Prenatale diagnose dient aangeboden te worden aan getroffen families met recessieve ernstige DEB.

Erfelijkheidsadvies dient aangeboden te worden aan getroffen families, en hangt af van het overervingspatroon en de vorm van DEB.

Behandeling is preventief en symptomatisch, en vereist een inter- en multidisciplinaire benadering. Preventief afdekken van huid en voorzichtige wondverzorging verminderen blaar- en littekenvorming, en voorkomen secundaire infecties.
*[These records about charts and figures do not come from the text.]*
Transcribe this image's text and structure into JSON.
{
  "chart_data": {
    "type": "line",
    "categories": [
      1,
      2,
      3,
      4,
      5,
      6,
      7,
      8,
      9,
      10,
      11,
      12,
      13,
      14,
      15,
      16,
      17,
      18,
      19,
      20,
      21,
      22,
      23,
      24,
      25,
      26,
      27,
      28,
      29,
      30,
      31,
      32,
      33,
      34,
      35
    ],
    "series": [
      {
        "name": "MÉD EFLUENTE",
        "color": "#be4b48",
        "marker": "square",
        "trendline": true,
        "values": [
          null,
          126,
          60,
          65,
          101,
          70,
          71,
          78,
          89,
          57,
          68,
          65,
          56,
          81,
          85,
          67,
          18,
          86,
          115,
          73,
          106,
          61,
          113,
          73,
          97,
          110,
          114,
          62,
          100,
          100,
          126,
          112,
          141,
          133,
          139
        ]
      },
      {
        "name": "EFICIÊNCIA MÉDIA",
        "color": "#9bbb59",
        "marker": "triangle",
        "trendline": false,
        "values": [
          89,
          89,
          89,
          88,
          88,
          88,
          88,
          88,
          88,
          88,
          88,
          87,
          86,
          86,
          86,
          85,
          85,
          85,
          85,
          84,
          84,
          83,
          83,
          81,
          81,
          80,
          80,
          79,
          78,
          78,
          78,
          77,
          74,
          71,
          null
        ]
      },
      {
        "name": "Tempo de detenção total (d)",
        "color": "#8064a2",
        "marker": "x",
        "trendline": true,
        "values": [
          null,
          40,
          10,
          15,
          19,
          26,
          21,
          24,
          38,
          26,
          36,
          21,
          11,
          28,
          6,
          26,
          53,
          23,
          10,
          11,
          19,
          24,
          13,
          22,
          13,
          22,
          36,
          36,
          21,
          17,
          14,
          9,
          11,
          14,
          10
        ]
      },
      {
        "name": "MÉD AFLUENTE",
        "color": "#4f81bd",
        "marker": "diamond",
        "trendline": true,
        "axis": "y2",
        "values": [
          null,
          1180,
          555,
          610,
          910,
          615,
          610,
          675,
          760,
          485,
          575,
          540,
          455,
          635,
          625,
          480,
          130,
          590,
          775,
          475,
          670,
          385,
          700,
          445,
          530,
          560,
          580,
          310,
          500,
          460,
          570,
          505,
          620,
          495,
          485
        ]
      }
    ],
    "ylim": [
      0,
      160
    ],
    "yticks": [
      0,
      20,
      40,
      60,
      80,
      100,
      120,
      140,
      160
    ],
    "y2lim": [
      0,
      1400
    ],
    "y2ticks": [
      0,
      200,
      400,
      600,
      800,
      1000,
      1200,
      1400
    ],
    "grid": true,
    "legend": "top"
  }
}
Behandeling van pijn en jeuk wordt sterk aangeraden, maar de doeltreffendheid ervan is deels beperkt. Fysiotherapie en ergotherapie zijn nodig om gradueel verlies van mobiliteit en autonomie te vertragen. Misvormingen van handen kunnen chirurgisch behandeld worden, maar keren geregeld terug. Voedingsbehoeften dienen geëvalueerd te worden door een diëtist, en mogelijks is gastrostomie vereist om te voeden. Oesofageale vernauwingen worden behandeld door verwijding met behulp van een fluoroscopie-geleide ballon. Transfusies, suppletie van ijzer, en toediening van erytropoëtine verbeteren anemie en ijzerdeficiëntie. Regelmatige opvolging met volledige controle en biopsieën van huid is nodig om toe te zien op de ontwikkeling van PCC. Psychologische ondersteuning dient aangeboden te worden.

De prognose hangt af van het subtype. Patiënten met dominante DEB hebben meestal een normale levensverwachting. Patiënten met ernstige recessieve DEB lopen een groot risico op mortaliteit, voornamelijk door metastatisch PCC, maar ook door chronisch nierfalen, sepsis en gedilateerde cardiomyopathie, zij het minder frequent.